Thesis Defence | Jennie Newman

Thursday, July 4, 2019 10:00 am - 10:00 am EDT (GMT -04:00)

MC 6460<--break->


Jennie Newman | Applied Math, University of Waterloo


Model for the RE-TC thalamic circuit with application to childhood absence epilepsy


Childhood absence epilepsy (CAE) is an idiopathic neurological disorder affecting roughly 2-8 children per 100,000 children worldwide. It is characterized by absence seizures, or short lapses in consciousness, and the appearance of slow wave discharge (SWD) patterns on an electroencephalogram (EEG). With the cause of onset and recovery still unknown, much research has been conducted in order to determine the set of genes responsible for this disorder. Experimental animal models and mathematical models of neural networks have so far suggested the thalamocortical network as the site of seizure initiation, and the CACNA1H gene as a promoter of SWD patterns in the brain.

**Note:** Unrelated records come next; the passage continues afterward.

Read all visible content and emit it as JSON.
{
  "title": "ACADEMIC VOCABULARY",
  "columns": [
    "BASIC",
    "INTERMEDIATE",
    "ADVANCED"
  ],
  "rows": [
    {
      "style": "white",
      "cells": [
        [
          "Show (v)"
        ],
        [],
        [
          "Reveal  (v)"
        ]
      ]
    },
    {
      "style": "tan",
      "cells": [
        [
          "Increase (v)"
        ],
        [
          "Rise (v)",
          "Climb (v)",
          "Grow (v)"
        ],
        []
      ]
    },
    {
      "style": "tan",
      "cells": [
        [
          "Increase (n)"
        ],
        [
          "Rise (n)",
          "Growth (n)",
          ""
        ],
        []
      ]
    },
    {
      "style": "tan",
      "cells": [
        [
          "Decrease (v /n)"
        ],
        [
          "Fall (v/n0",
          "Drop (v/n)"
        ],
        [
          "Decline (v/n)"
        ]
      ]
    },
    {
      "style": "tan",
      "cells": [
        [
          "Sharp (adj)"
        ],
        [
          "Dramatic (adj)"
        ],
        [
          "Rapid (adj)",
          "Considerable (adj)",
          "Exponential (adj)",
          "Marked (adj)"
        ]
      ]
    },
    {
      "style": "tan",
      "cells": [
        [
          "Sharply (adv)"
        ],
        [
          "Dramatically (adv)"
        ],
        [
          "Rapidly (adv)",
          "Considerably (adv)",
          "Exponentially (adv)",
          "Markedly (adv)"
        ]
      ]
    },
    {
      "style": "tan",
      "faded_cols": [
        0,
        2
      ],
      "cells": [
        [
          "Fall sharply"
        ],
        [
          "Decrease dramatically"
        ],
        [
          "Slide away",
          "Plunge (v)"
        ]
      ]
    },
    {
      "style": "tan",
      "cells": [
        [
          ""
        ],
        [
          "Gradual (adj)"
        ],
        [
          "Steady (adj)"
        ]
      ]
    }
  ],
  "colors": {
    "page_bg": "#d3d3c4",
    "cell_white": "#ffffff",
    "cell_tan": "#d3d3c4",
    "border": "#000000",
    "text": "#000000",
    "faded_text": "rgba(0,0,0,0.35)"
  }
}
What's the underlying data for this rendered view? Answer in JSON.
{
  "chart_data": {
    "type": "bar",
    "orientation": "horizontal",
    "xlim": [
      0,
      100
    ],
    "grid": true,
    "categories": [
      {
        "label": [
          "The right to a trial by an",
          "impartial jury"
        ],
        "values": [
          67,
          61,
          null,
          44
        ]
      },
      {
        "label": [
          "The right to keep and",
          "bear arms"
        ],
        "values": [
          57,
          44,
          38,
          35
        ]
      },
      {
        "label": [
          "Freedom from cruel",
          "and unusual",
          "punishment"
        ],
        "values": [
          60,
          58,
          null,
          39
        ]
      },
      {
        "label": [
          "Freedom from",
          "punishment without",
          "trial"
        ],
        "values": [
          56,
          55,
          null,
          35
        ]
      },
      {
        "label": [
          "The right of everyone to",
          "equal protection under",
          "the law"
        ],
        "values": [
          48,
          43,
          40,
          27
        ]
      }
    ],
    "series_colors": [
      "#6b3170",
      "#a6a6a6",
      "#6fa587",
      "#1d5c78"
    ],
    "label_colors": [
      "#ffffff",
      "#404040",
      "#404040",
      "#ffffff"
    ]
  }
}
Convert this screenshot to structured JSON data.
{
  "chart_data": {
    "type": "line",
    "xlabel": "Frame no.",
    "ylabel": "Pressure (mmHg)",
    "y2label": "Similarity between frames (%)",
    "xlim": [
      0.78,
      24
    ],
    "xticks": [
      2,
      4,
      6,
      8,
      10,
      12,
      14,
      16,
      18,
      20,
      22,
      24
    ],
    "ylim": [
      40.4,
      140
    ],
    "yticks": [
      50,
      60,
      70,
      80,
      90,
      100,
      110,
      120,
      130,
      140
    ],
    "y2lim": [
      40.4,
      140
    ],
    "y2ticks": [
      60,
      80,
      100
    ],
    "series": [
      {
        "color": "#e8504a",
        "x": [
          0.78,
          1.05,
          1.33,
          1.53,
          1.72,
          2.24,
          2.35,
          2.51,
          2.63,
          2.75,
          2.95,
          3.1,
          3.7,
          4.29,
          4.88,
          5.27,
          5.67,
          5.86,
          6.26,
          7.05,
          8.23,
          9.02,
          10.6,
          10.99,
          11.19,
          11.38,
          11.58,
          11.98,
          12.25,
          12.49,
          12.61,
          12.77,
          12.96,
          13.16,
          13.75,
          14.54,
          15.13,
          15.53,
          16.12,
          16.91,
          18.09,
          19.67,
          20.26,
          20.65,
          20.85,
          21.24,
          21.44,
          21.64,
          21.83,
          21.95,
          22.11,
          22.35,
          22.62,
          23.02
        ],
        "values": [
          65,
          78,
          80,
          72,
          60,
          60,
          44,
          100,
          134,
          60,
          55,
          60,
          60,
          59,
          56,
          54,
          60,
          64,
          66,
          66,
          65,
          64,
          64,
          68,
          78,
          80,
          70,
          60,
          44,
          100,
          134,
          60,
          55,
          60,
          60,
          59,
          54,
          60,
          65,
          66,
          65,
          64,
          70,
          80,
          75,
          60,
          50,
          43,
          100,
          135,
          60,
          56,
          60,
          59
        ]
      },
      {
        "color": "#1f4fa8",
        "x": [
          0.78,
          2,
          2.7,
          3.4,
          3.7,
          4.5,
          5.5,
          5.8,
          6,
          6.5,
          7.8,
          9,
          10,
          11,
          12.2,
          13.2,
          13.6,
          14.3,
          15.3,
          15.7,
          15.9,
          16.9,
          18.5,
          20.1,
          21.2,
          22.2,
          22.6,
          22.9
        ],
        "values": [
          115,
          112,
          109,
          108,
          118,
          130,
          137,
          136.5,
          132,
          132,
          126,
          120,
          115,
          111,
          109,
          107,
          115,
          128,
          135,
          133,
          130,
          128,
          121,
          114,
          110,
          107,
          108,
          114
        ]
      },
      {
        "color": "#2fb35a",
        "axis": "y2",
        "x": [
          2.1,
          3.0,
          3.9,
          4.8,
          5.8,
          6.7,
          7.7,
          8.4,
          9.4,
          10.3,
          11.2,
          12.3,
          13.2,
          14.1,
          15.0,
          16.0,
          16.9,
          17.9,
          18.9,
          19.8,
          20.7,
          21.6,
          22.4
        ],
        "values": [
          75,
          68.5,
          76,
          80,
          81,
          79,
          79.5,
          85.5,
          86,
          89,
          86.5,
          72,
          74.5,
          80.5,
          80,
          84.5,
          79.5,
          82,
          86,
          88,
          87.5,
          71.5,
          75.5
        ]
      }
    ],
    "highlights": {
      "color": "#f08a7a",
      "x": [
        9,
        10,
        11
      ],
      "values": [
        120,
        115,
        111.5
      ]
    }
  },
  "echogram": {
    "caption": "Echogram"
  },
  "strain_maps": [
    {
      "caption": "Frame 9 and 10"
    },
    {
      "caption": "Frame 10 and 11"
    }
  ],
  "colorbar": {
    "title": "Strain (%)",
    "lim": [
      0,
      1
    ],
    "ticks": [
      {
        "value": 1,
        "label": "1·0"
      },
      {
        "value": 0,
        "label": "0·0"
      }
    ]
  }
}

In this thesis, we develop a mathematical model of part of the thalamocortical network, comprised of thalamic reticular (RE) and thalamocortical (TC) neurons. We then use this model to study the e_ects of previously suggested CAE factors, such as the CACNA1H gene mutation, GABAA synapse conductance and T-type Ca2+ channel conductance, on the formation of SWD patterns in the network. We find a link between a decreased GABAA conductance and increased SWD activity in our network, as well as the dependence of SWD activity on the interactions between the multiple factors of our study. Our results imply that CAE and SWD activity may have a multifactorial cause, and that the thalamus may not be solely responsible for the generation and propagation of SWDs in the thalamocortical network.